Selon un journaliste de l'AFP, un énorme pan de colline s'est détaché et a dévalé sur une longueur de 700 mètres, engloutissant tout sur son passage : une cinquantaine de maisons, une crèche, une pizzeria, etc.

Les pompiers ont estimé qu'il y avait peu de chances de retrouver des survivants sous un tel amas de terre.

Sabrina Carvalho de Jesus, 26 ans, qui travaille dans un hôpital, a réussi à en réchapper car, quand elle a entendu un grand bruit, elle s'est sauvée de chez elle. Mais son grand-père, sa mère et son fils de six ans sont sous les décombres.

«Sincèrement, je n'ai plus d'espoir. C'est beaucoup de terre. Et douze heures sous la terre, c'est beaucoup», a dit Sabrina à l'AFP alors qu'un pompier tentait de la consoler en lui expliquant que, à Haïti, des survivants avaient été sortis des décombres plusieurs jours après le tremblement de terre.

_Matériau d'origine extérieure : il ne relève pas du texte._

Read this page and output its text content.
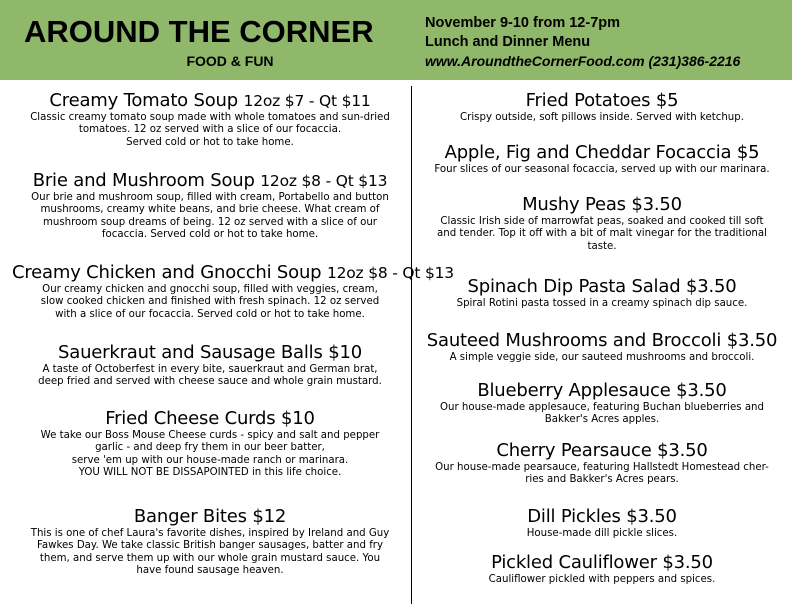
AROUND THE CORNER
FOOD & FUN
November 9-10 from 12-7pm
Lunch and Dinner Menu
www.AroundtheCornerFood.com (231)386-2216
Creamy Tomato Soup 12oz $7 - Qt $11
Classic creamy tomato soup made with whole tomatoes and sun-dried
tomatoes. 12 oz served with a slice of our focaccia.
Served cold or hot to take home.
Brie and Mushroom Soup 12oz $8 - Qt $13
Our brie and mushroom soup, filled with cream, Portabello and button
mushrooms, creamy white beans, and brie cheese. What cream of
mushroom soup dreams of being. 12 oz served with a slice of our
focaccia. Served cold or hot to take home.
Creamy Chicken and Gnocchi Soup 12oz $8 - Qt $13
Our creamy chicken and gnocchi soup, filled with veggies, cream,
slow cooked chicken and finished with fresh spinach. 12 oz served
with a slice of our focaccia. Served cold or hot to take home.
Sauerkraut and Sausage Balls $10
A taste of Octoberfest in every bite, sauerkraut and German brat,
deep fried and served with cheese sauce and whole grain mustard.
Fried Cheese Curds $10
We take our Boss Mouse Cheese curds - spicy and salt and pepper
garlic - and deep fry them in our beer batter,
serve 'em up with our house-made ranch or marinara.
YOU WILL NOT BE DISSAPOINTED in this life choice.
Banger Bites $12
This is one of chef Laura's favorite dishes, inspired by Ireland and Guy
Fawkes Day. We take classic British banger sausages, batter and fry
them, and serve them up with our whole grain mustard sauce. You
have found sausage heaven.
Fried Potatoes $5
Crispy outside, soft pillows inside. Served with ketchup.
Apple, Fig and Cheddar Focaccia $5
Four slices of our seasonal focaccia, served up with our marinara.
Mushy Peas $3.50
Classic Irish side of marrowfat peas, soaked and cooked till soft
and tender. Top it off with a bit of malt vinegar for the traditional
taste.
Spinach Dip Pasta Salad $3.50
Spiral Rotini pasta tossed in a creamy spinach dip sauce.
Sauteed Mushrooms and Broccoli $3.50
A simple veggie side, our sauteed mushrooms and broccoli.
Blueberry Applesauce $3.50
Our house-made applesauce, featuring Buchan blueberries and
Bakker's Acres apples.
Cherry Pearsauce $3.50
Our house-made pearsauce, featuring Hallstedt Homestead cher-
ries and Bakker's Acres pears.
Dill Pickles $3.50
House-made dill pickle slices.
Pickled Cauliflower $3.50
Cauliflower pickled with peppers and spices.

Quelque 150 sauveteurs - spécialistes de la défense civile, pompiers, soldats de la force nationale et habitants de la favela - ont travaillé sans relâche toute la nuit, à la lumière des projecteurs, pour trouver des survivants. Ils sont aidés par quatre excavatrices qui dégagent les montagnes de terre mais devaient procéder avec une grande précaution en raison des risques de nouveaux éboulements.

En début de matinée, vingt-cinq personnes avaient été retirées en vie des décombres, dont huit enfants de la crèche.

Selon le secrétaire des services publics de Niteroi, José Mocarzel, la favela du Morro do Bumba a été construite il y a vingt-cinq sur un dépôt d'ordures et était donc particulièrement à risque.

Ce nouveau drame devait renforcer la détermination des autorités à déplacer les dizaines de milliers d'habitants vivant dans les zones à risque des favelas.

«Notre objectif maintenant est de sauver des vies, inévitablement nous devrons démolir des maisons des zones de risque», avait assuré avant le dernier drame le maire de Niteroi Jorge Silveira.

Mais les promesses de relogement sont dans le passé restées lettre morte, alimentant le fatalisme des habitants.

Les autorités «nous promettent toujours la même chose mais elles n'arrivent qu'après (les drames, ndlr). Ceux qui vivent dans les favelas sont abandonnés», a dit à l'AFP Sebastian Jorge, un électricien de 37 ans.

Les fortes pluies qui ont commencé lundi soir avaient pratiquement cessé jeudi matin à Rio et alternaient avec de belles éclaircies.

Les cariocas ont ainsi retrouvé le chemin des bureaux du centre-ville et les élèves - à l'exception de ceux de Niteroi - celui des écoles, qui étaient restées fermées mardi et mercredi.